L’AMANT DE LADY CHATTERLEY
[Lady Chatterley's Lover] Roman anglais de David Herbert Lawrence (1885-1930), écrit à Florence entre 1926 et 1928 et publié, dans cette ville, en 1928. Dans cette œuvre. Lawrence réaffirme sa conception de l'amour physique comme moyen de guérir de tout « intellectualisme » maladif et de retrouver le contact avec les forces instinctives et naturelles de la vie.
Le mari de Lady Chatterley. Clifford, est un Anglais de vieille famille qui, se trouvant paralysé de la partie inférieure du corps, à la suite d'une blessure de guerre, consacre à la littérature tous ses soins et toutes ses activités, poussé par un vain désir de renommée. Il aime les conversations intellectuelles en compagnie d'un groupe d'amis qui, comme lui, apprécient surtout les choses de l'esprit. Mais sa femme Constance qui est toujours la spectatrice muette de ces entretiens, sent vaguement en elle un vide que toutes les phrases ne réussissent pas à combler : ces hommes sont sans passion, ils consument leur vitalité en mots et ne savent pas atteindre aux sources de la vie : l'argent et toutes les fausses divinités de la pensée, y compris la renommée, la « déesse chienne » les tiennent esclaves. Elle désirerait au moins un enfant, qui remplisse son cœur d'une affection.
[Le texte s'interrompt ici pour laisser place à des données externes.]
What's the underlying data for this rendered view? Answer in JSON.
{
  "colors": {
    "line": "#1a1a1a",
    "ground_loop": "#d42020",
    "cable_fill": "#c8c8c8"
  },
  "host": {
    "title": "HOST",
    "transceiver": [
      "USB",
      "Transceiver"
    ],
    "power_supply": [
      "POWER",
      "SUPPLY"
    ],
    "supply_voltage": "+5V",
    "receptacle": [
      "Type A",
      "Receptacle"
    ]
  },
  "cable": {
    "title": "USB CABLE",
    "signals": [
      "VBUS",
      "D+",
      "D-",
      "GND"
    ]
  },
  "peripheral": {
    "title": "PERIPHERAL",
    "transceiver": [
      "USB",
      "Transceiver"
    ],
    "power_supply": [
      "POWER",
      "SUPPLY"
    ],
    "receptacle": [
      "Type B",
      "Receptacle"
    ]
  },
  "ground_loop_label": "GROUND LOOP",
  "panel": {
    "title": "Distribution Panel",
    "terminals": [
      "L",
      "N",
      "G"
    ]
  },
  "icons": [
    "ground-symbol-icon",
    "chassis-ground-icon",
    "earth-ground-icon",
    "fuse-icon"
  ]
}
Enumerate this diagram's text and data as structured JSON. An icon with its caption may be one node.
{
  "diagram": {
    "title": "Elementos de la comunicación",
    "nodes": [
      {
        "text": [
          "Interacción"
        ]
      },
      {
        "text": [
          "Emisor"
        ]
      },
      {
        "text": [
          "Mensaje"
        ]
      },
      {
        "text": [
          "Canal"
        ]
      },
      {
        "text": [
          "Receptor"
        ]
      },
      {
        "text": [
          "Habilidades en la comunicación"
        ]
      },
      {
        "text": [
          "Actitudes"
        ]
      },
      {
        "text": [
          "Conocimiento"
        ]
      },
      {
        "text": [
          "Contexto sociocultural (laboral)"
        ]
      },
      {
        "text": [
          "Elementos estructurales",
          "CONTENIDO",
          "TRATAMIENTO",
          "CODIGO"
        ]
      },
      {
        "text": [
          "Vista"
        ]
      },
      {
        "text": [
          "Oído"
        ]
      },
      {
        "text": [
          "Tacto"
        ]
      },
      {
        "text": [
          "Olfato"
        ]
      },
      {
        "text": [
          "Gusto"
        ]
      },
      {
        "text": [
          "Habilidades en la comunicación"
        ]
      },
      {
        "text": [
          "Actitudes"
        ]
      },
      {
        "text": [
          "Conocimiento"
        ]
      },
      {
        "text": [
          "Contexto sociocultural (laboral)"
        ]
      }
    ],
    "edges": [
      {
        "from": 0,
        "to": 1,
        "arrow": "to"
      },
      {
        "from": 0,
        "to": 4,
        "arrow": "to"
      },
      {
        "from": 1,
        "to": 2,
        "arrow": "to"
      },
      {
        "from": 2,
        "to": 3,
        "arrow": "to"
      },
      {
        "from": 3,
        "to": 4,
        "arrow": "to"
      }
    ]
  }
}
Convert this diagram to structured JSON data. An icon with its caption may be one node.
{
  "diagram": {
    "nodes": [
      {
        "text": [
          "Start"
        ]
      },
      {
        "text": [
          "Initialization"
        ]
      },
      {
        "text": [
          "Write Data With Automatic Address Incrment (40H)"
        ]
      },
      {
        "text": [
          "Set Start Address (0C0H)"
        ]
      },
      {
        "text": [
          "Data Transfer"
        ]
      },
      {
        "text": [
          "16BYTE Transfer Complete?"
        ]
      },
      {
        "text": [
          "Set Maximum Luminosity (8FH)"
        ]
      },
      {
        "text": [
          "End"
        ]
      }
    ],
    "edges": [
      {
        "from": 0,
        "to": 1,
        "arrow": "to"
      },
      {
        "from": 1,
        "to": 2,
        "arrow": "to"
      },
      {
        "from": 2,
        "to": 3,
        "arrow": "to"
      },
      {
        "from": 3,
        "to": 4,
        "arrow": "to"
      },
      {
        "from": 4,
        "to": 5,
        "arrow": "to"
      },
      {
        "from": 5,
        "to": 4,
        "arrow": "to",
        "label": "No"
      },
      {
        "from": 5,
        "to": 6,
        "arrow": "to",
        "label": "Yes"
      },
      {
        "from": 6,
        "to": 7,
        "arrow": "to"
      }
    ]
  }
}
C'est dans un tel état d'âme qu'elle fait la rencontre du garde-chasse de son mari, Olivier Mellors, homme sensible et pensif, pour qui la vie s'est montrée si amère qu'elle l'a conduit à chercher un refuge dans la solitude de cette fonction obscure, au milieu des bois. Entre elle et cet homme, une fois franchie la barrière d'une pudique réserve, qui, chez lui, prend souvent l'aspect de la rudesse et du cynisme verbal, éclate une passion bouleversante, ardemment sensuelle. Mellors, pour la première fois, découvre en Constance la femme, et Constance, pour la première fois découvre le mystère de la vraie vie. Rien ne pourra plus les séparer, ni le retour de la femme de Mellors (une personne vulgaire et cruelle de qui il vivait séparé), ni l'égoïsme hystérique de Clifford, qui tout d'abord ne voudrait pas accorder le divorce. Constance et Mellors vivront ensemble, puisant, dans la vivifiante profondeur de leur amour, la force de résister à tous les obstacles : et un fils naîtra, fruit de leur union parfaite.
A ce livre, qui, du fait de son audace, devait connaître un succès de scandale, on peut faire un grave reproche : le garde-chasse, qui devrait représenter l'être rude et simple, capable par son élémentaire force virile, de guérir et d'aider à s'accomplir la personnalité de cette Lady raffinée, est en réalité un homme qui a étudié et voyagé et qui, à un certain moment, a appartenu à une classe sociale assez proche de celle de sa maîtresse. Il est doué d'une sensibilité exquise, qu'il cherche à cacher, mais qui se révèle en maintes occasions, et d'abord par cette délicatesse dont il fait preuve envers les animaux. Cette insuffisance ne retire pourtant rien d'essentiel à la riche substance du livre qui se relie au naturisme mystique, lequel débute avec Rousseau et est une des nombreuses manifestations de la croisade moderne contre l'intellectualisme. Ce roman n'est pas un des meilleurs de Lawrence : il est prolixe et maladroit, mais, certaines parties sont appelées à survivre, celles par exemple où se révèle l'exquise sensibilité de l'auteur en face de la nature. Lawrence a défendu son livre dans deux vigoureuses apologies : Pornographie et Obscénité [Pornographe and Obscenity, 1929] et A propos de l'Amant de Lady Chatterley [A propos of Lady Chatterley's Lover, 1930].